On wednesday June 5th I attended the Erasmus Graduate School of Social Sciences and the Humanities symposium “How to prevent sloppy science? Defining good conduct in science“. This symposium offered much promise with keynotes by prof. Kees Schuyt and dr. Peter Verkoeijen, but eventually did little in defining what this good conduct in science actually is or should be.
The first keynote by prof. Kees Schuyt (Chairman of the KNAW committee) gave a general introduction to what sloppy science is, differentiating it from fraud (i.e. the Stapel-case) and focusing on scientific integrity: “doing the right thing when nobody is looking on you”. His main focus of preventing sloppy science was on data management, where good data management is necessary, although not sufficient, for good scientific conduct. I’m a proponent of data management, but what this should consist of remained vague; the publishing of raw data shouldn’t be necessary, as long as you explain how you cleaned up your data. This seems to me a rather strange proposition: if your data selection is sloppy, this approach of data management will not solve that. Other solutions proposed such as an oath seem like a waste of effort to me.
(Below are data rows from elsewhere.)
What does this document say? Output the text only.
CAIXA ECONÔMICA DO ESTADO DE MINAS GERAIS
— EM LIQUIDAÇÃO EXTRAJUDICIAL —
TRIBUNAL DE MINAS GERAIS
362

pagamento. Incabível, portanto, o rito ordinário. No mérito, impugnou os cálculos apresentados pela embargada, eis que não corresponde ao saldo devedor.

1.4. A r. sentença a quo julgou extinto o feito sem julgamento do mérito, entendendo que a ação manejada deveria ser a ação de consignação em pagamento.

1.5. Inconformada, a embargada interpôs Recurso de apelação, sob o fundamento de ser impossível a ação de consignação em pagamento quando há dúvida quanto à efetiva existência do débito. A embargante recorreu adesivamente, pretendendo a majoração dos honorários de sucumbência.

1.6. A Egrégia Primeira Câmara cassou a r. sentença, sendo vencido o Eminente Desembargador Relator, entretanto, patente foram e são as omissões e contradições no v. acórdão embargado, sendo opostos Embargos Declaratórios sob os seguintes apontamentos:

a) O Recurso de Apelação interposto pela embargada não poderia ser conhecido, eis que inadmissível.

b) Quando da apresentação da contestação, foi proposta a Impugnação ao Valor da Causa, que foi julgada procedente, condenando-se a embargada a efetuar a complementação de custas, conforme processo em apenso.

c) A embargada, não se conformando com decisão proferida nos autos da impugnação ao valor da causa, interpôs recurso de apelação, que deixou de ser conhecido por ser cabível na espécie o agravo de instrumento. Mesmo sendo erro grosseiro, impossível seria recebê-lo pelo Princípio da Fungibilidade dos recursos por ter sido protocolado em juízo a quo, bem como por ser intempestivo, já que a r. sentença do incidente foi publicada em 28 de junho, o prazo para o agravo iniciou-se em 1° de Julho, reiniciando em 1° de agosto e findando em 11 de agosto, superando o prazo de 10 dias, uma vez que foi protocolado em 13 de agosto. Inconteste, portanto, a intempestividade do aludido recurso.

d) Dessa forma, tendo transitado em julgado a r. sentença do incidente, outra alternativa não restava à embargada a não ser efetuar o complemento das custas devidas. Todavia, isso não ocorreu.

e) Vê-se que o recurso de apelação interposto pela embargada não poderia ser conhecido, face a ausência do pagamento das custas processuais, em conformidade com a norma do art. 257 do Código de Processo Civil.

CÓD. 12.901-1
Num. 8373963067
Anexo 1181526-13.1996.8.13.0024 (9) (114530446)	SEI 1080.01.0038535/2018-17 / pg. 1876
The second keynote by dr. Peter Verkoeijen (Associate Professor Cognitive Psychology, EUR) focused on the importance of replication studies in psychology and in science in general. In general, his proposition was that replication studies enable the detection of fraud and false positives (i.e. incorrectly concluding a hypothesis is true). His main source was the paper by Simmons, Nelson & Simonsohn (2011), in which it is demonstrated how easily false positives can come to be. The method-section in a paper should then provide sufficient information for the replication of the experiment, something I’ve experienced is not always trivial when trying to keep a paper short and focused. Moreover, where can successful replications be published? Enabling and performing replication thus appears limited to the researcher’s personal webpage.
Interestingly, both keynotes and the discussion afterwards focused on quantitative data. How should this be approached for qualitative research, for which replication is often impossible? The PhD-student sitting next to me wondering whether he should make the interviews for his research available still had the same question at the end of the day. Likewise, I still wondered what exactly good data management means. As such, the symposium was interesting, but failed to address the individual research practices that should be addressed, especially in the context of a graduate school.